Exercícios funcionais que treinam o equilíbrio ganham relevância nesse contexto. Não basta ter força em apenas alguns planos, é necessário equilíbrio. Movimentos como ponte, elevação lateral da perna e prancha isométrica trabalham a estabilidade de forma integrada.
Quando parar e quando continuar
Nem toda dor no joelho é sinal de que o treino deve ser interrompido imediatamente. É comum que, na busca por hipertrofia e ganho de massa muscular, ocorra um certo grau de lesão muscular acompanhada de dor. No entanto, alguns sinais de alerta não podem ser ignorados.
Dor que não melhora após alguns dias de descanso, inchaço repetitivo, perda aguda de função da articulação, febre, vermelhidão ou deformidades exigem avaliação médica urgente. Nesses casos, será preciso procurar um ortopedista especialista em joelho para investigar se não há lesões nas estruturas articulares.

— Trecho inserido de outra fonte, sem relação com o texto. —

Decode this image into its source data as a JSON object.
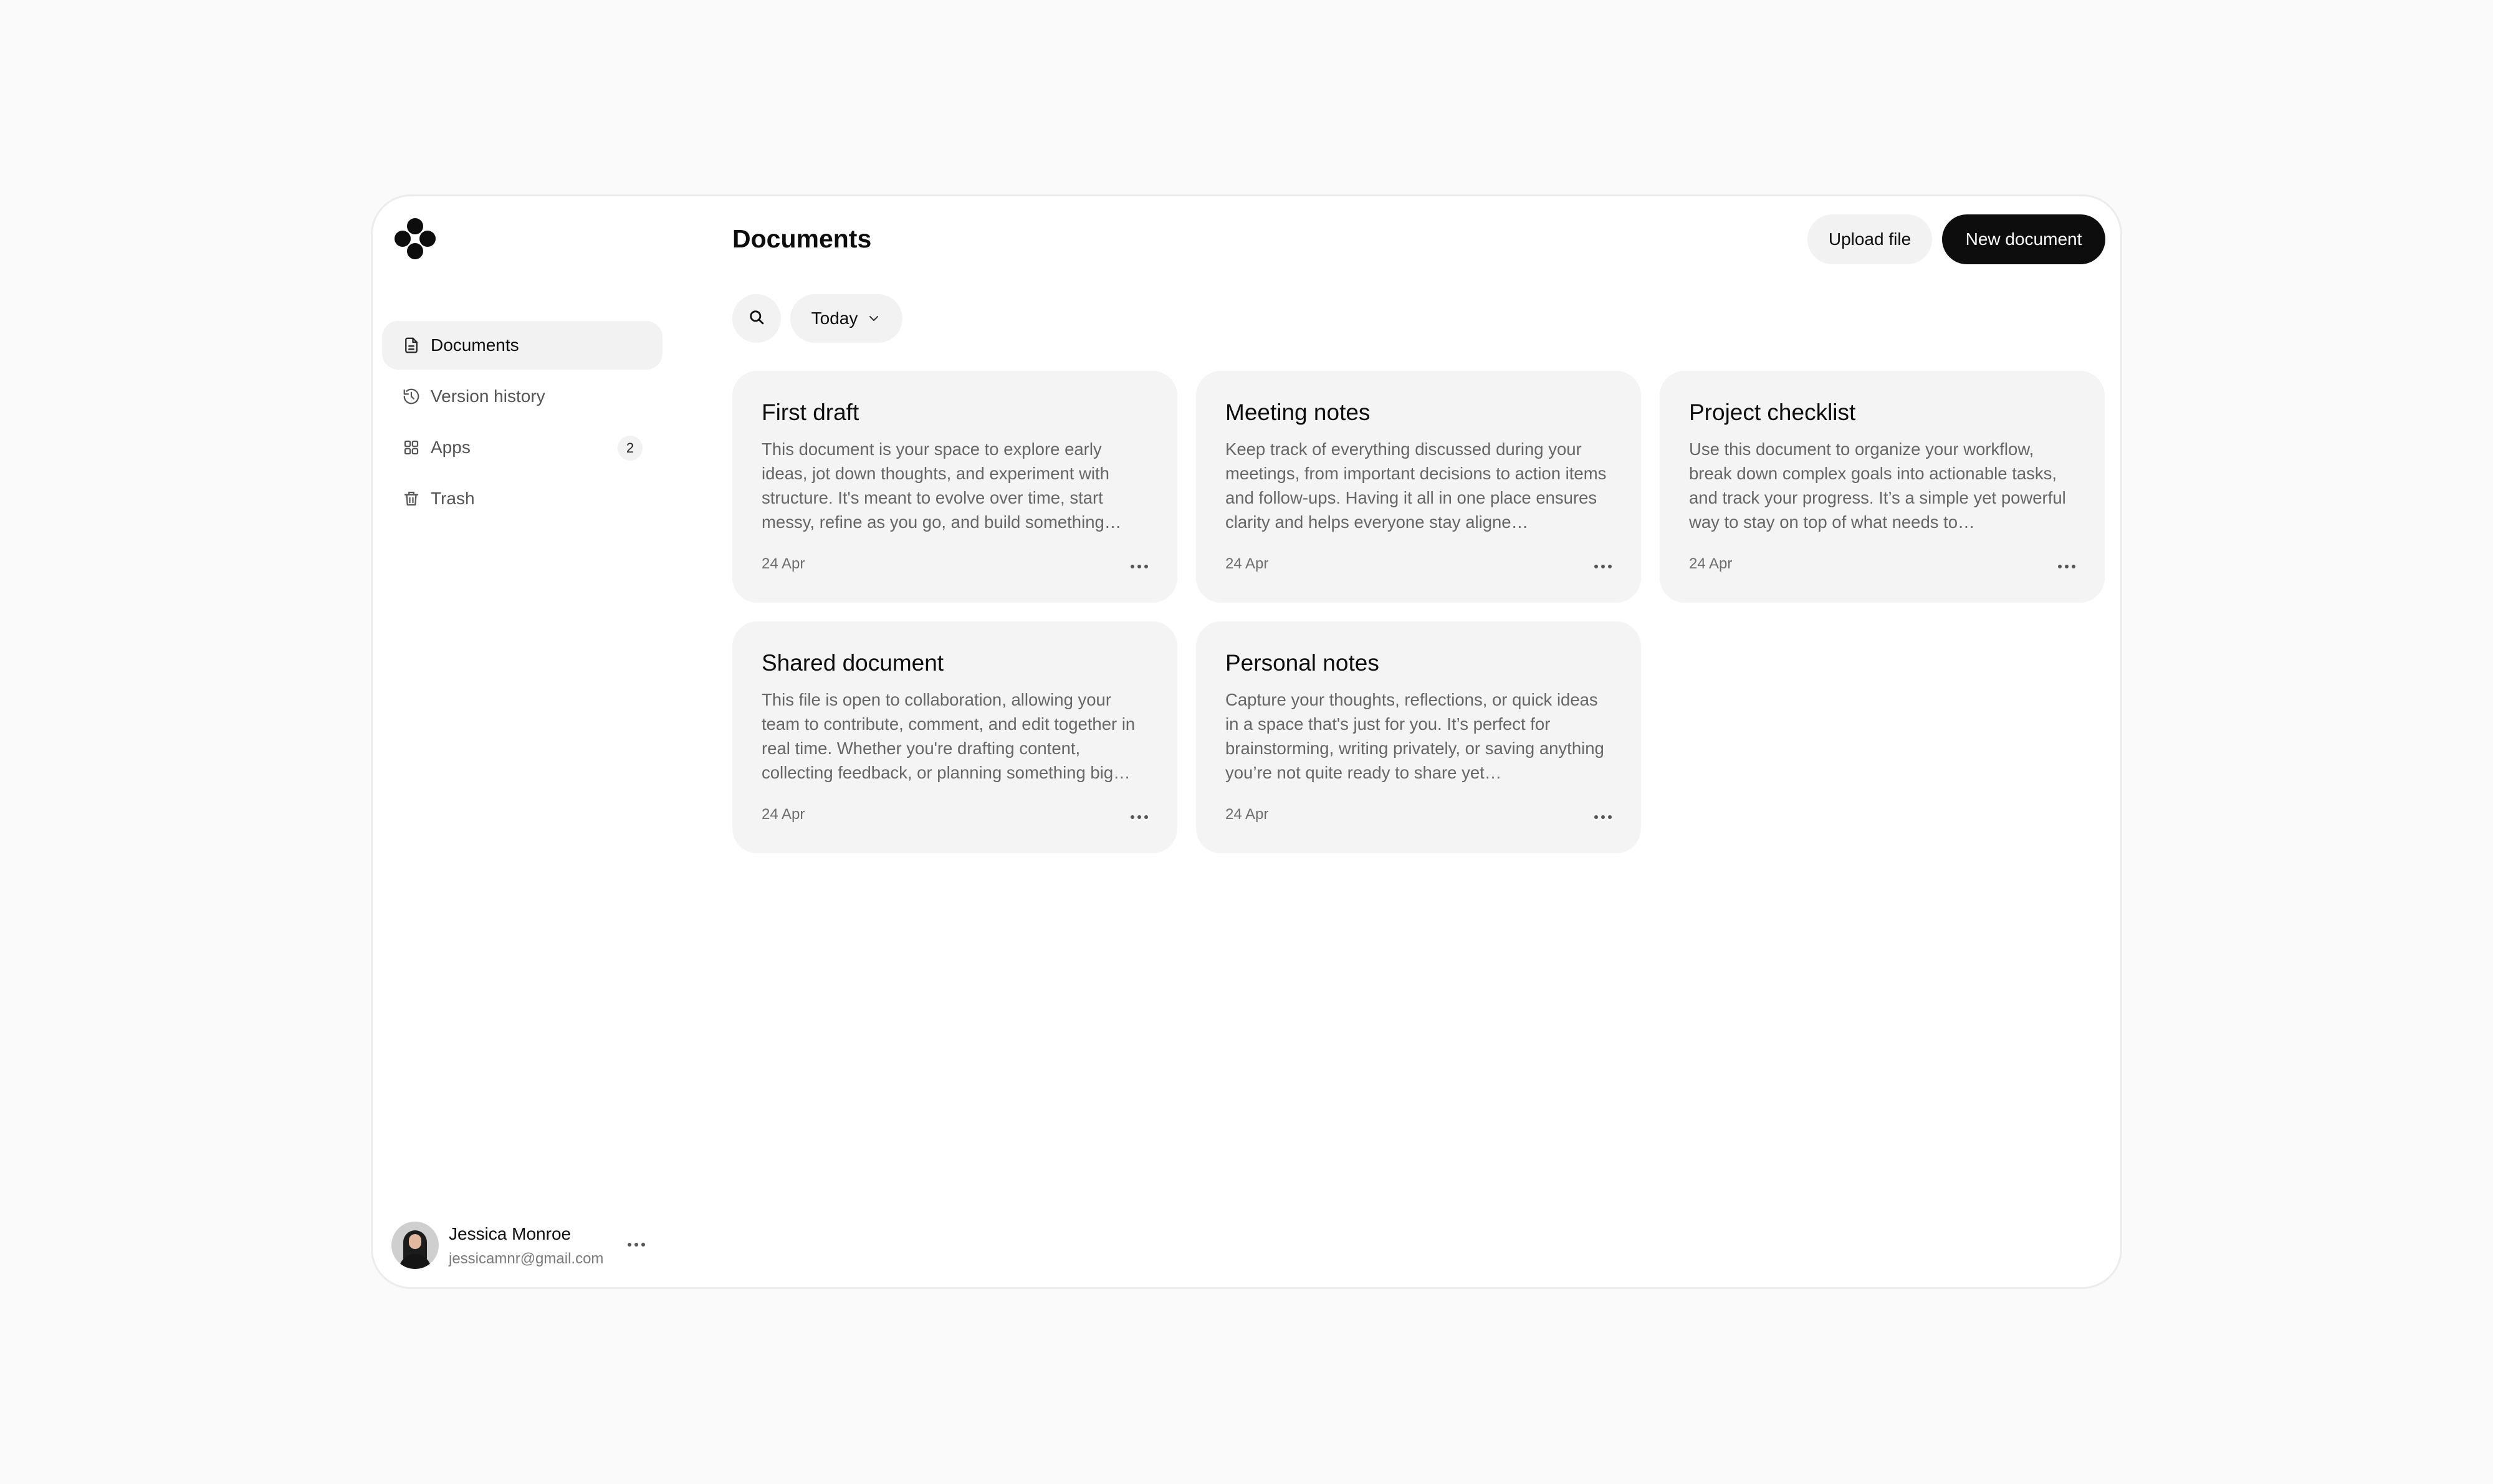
{
  "sidebar": {
    "nav": [
      {
        "label": "Documents",
        "icon": "document-icon",
        "active": true
      },
      {
        "label": "Version history",
        "icon": "history-icon"
      },
      {
        "label": "Apps",
        "icon": "apps-icon",
        "badge": "2"
      },
      {
        "label": "Trash",
        "icon": "trash-icon"
      }
    ],
    "user": {
      "name": "Jessica Monroe",
      "email": "jessicamnr@gmail.com"
    }
  },
  "header": {
    "title": "Documents",
    "upload_label": "Upload file",
    "new_label": "New document"
  },
  "filters": {
    "date_label": "Today"
  },
  "cards": [
    {
      "title": "First draft",
      "description": "This document is your space to explore early ideas, jot down thoughts, and experiment with structure. It's meant to evolve over time, start messy, refine as you go, and build something…",
      "date": "24 Apr"
    },
    {
      "title": "Meeting notes",
      "description": "Keep track of everything discussed during your meetings, from important decisions to action items and follow-ups. Having it all in one place ensures clarity and helps everyone stay aligne…",
      "date": "24 Apr"
    },
    {
      "title": "Project checklist",
      "description": "Use this document to organize your workflow, break down complex goals into actionable tasks, and track your progress. It’s a simple yet powerful way to stay on top of what needs to…",
      "date": "24 Apr"
    },
    {
      "title": "Shared document",
      "description": "This file is open to collaboration, allowing your team to contribute, comment, and edit together in real time. Whether you're drafting content, collecting feedback, or planning something big…",
      "date": "24 Apr"
    },
    {
      "title": "Personal notes",
      "description": "Capture your thoughts, reflections, or quick ideas in a space that's just for you. It’s perfect for brainstorming, writing privately, or saving anything you’re not quite ready to share yet…",
      "date": "24 Apr"
    }
  ],
  "colors": {
    "accent": "#0d0d0d",
    "surface": "#f4f4f4",
    "background": "#fafafa"
  }
}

Para dores leves e moderadas, a aplicação de gelo por 15 a 20 minutos, várias vezes ao dia, pode trazer alívio. Medicações anti-inflamatórias podem ser usadas sob orientação médica, mas é importante lembrar que elas aliviam sintomas sem tratar a causa subjacente.
Prevenção começa no aquecimento
Ignorar o aquecimento antes dos treinos deixa as articulações e músculos mais vulneráveis a lesões. Exercícios ativos de mobilidade articular ou um trote leve são recomendados. Alongamentos dos músculos adjacentes, tanto anterior quanto posterior, também são importantes.
O alongamento do posterior de coxa costuma ser incluído em rotinas para aliviar dor no joelho e sensação de travamento. Quando essa musculatura está encurtada, a articulação pode ficar mais pressionada, aumentando o desconforto ao caminhar ou permanecer muito tempo sentado.
Para quem utiliza aplicativos de treino, é fundamental escolher programas que incluam aquecimento adequado e progressão gradual de carga. O aumento rápido de volume ou intensidade está entre os erros mais comuns que levam a lesões por sobrecarga.
Quando buscar ajuda profissional
A primeira coisa antes de saber se pode fazer exercício para fortalecimento é conhecer o diagnóstico. Para tanto, é necessário se consultar com um ortopedista especialista em joelho. Feito isso, será possível determinar até onde se pode ir com o treino: se pode fazer um agachamento completo, se pode correr, quantos dias por semana treinar.
Pessoas que usam a academia sem orientação de um profissional de educação física acabam desenvolvendo lesões por sobrecarga no joelho, muitas vezes graves. O instrutor deve sempre ser avisado quando um exercício ou movimento provocar dor. Educadores físicos experientes identificam alunos que estão sentindo dor e os orientam para que consultem um médico.
Pequenas lesões, quando diagnosticadas e tratadas no início, podem deixar de evoluir para quadros mais graves no futuro. A fisioterapia desempenha papel fundamental no tratamento. Profissionais capacitados realizam avaliação individualizada mecânica e funcional do paciente, usando técnicas manuais, aparelhos e exercícios para tratar alterações encontradas.
Compreender os limites do próprio corpo e respeitar os sinais de alerta são atitudes que fazem toda a diferença. Com os ajustes corretos e acompanhamento adequado, é possível manter uma rotina de exercícios saudável e eficiente, mesmo convivendo com desconfortos no joelho.